7. Understand requirements. ASCs should review their state regulations to see how peer review is protected and how it should be reported if there are issues, Ms. Vinson says. ASCs should also check their accreditation and licensure requirements concerning peer review.
8. Must be communicated to the governing body. CMS and the accreditation bodies check to make sure the ASC's governing body is included in the peer review process. "The governing body needs to review [the peer review results] and make decisions if necessary for them to give final approval for reappointment of privileges," Ms. Vinson says. "For example, the governing body must decide if somebody is approved for knee arthroscopies. If that surgeon hasn't done one for three years, should that surgeon maintain those privileges?"
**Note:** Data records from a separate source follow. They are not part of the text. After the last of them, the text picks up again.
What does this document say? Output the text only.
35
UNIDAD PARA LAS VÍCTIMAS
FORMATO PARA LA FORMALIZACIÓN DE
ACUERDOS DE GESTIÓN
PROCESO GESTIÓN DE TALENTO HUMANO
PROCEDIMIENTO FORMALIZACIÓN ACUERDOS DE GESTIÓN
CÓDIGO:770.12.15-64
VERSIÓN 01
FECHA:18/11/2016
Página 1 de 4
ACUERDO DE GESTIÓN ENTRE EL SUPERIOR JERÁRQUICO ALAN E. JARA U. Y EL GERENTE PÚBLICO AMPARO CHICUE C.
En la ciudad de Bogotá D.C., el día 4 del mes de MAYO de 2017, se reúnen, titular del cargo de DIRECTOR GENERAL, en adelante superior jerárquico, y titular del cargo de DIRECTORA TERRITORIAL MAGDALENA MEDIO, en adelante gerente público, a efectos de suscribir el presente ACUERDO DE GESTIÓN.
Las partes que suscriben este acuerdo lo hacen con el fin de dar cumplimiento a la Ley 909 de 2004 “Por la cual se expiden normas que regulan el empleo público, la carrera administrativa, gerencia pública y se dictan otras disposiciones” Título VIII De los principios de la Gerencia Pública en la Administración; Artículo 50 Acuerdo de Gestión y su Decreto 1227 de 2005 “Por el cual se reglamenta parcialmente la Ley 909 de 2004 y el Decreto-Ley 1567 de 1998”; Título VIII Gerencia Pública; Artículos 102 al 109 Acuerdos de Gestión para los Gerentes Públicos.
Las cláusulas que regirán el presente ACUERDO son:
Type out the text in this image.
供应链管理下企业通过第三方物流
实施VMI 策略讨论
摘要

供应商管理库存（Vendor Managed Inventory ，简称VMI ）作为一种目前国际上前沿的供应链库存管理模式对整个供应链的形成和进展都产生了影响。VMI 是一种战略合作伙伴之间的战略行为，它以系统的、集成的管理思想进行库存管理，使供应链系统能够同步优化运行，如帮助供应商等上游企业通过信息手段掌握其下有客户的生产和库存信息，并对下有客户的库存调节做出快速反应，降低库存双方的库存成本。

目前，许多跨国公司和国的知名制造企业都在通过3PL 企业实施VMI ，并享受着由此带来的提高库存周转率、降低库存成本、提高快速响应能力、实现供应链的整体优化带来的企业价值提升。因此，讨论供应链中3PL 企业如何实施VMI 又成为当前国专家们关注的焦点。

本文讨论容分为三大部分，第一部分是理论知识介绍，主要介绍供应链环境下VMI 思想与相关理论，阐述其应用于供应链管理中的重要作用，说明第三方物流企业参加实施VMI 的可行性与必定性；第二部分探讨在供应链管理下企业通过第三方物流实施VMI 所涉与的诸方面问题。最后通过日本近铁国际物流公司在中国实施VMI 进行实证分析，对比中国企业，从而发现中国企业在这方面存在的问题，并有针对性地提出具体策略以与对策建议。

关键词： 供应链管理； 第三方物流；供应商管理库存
9. Documentation is critical. ASCs must document peer review and do so according to their state requirements, Ms. Vinson says. "ASCs are at-risk because of exposure and confidentiality," she says. "Sometimes it's required — or at least worthwhile — to get a legal opinion for how and when to document and how much documentation to provide at a meeting."
10. Should be a positive experience. "Peer review is looking at how well a physician performs," Ms. Vinson says. "Peer review, at any level for a healthcare professional, is a positive input into the qualities the center is providing and one of the important ways to maintain that quality. The end to all of this is continuation of the provision of quality care."